Andrew Steele

Television & Radio Hardware - Aerial Types

Contract

Contract aerials are the bottom of the pile in terms of quality. They can be identified by a large, flat reflector on the rear of the aerial. Being low quality also means they are cheap, so are relatively common.

In most cases, contract aerials work well enough though they don’t offer the best option for a new install.

Another point to be aware of is that the relatively large reflector can cause a high wind load. This is of particular note for chimney installations.

Yagi

Yagi aerials and relatively common and feature a large reflector at the rear of the aerial which focuses the signal down onto the directors which in turn focus onto the dipole. This method causes Yagi antennae to be very directional and need to be accurately aimed at the transmitter.

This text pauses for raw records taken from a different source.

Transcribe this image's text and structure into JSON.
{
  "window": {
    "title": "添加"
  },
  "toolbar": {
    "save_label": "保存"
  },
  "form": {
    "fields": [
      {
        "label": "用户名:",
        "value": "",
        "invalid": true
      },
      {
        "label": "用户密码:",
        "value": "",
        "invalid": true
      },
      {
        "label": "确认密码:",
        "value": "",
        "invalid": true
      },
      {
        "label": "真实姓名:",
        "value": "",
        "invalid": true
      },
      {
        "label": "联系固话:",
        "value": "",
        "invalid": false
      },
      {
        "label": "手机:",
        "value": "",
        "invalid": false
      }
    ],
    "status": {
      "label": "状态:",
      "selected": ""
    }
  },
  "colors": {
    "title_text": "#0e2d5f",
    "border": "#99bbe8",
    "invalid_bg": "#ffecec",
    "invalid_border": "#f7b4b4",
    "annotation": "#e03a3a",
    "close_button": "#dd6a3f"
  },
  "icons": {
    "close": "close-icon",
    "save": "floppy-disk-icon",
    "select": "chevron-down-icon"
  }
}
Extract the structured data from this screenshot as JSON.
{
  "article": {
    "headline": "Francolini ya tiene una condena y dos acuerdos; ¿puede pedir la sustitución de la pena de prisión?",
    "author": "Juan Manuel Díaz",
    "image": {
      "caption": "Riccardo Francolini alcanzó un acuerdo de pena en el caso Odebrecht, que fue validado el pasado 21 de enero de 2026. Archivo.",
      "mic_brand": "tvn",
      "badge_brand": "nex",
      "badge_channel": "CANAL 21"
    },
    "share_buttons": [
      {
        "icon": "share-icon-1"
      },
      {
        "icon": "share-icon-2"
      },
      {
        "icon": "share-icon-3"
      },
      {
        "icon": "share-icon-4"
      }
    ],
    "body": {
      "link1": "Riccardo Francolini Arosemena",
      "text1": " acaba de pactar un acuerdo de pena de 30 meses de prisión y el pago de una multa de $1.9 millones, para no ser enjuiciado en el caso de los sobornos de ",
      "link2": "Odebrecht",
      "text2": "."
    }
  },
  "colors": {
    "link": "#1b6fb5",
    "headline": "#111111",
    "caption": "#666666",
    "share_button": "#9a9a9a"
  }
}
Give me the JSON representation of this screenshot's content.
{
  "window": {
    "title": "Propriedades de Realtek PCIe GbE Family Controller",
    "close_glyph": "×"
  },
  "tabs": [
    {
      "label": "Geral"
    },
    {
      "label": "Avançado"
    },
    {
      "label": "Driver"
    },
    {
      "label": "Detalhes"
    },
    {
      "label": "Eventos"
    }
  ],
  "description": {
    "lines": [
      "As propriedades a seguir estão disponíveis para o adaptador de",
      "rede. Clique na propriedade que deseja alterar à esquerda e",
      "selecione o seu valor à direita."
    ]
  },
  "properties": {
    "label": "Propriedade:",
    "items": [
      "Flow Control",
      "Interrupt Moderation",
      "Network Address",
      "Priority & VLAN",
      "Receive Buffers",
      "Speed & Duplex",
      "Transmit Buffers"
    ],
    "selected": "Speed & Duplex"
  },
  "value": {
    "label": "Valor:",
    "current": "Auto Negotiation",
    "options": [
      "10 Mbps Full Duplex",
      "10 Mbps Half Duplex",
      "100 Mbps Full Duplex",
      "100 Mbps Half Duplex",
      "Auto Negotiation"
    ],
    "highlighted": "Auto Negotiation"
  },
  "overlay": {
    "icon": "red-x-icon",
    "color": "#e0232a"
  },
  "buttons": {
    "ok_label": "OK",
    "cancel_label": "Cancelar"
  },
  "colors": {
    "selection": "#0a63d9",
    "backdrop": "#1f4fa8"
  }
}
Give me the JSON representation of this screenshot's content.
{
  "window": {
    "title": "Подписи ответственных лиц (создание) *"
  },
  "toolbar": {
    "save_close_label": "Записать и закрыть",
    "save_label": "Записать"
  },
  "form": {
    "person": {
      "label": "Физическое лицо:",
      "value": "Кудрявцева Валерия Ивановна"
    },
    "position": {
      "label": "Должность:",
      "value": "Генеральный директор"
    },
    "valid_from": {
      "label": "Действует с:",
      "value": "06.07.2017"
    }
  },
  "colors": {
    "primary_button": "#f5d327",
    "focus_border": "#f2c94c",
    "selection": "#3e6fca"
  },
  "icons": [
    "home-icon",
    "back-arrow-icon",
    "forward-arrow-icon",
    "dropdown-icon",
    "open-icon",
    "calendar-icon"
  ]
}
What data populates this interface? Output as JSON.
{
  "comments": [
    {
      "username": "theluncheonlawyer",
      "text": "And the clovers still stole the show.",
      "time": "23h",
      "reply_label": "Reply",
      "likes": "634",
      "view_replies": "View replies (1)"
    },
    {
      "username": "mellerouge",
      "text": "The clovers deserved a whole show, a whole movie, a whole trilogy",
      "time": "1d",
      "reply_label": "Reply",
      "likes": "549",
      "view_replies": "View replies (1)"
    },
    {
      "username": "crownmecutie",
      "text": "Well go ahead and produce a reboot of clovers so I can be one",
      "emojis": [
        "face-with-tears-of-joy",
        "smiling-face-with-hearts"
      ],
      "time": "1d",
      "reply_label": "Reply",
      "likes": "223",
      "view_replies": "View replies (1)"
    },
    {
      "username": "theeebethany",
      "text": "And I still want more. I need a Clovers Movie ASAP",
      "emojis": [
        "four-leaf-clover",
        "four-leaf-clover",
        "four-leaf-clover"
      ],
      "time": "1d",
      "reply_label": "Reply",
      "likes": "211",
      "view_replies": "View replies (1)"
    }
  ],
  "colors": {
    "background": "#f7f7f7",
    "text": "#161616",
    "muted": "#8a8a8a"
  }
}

For areas which have a poor signal, a Yagi will almost certainly be the best choice. Particular notice should be taken as to which aerial grouping you are buying and which you require.

Due to the large size of the reflector, the number of elements and the overall length, Yagi aerials have a high wind loading. The length of the aerial means a mounting cradle should be used, as end-mounting can cause a high twisting force in strong winds. In fact, some Yagi aerials are over two metres long!

Log Periodic

Log Periodic aerials are a more recent invention and are relatively rare. They are the type of aerial that most people should install when in medium and good signal strength areas.

The negatives of Log Periodics are that they are slightly more expensive and some care also needs to be taken in tilting the front of the aerial up a few degrees when installing, as water can corrode the connection point of the cable (which is located at the front of the aerial rather than the rear).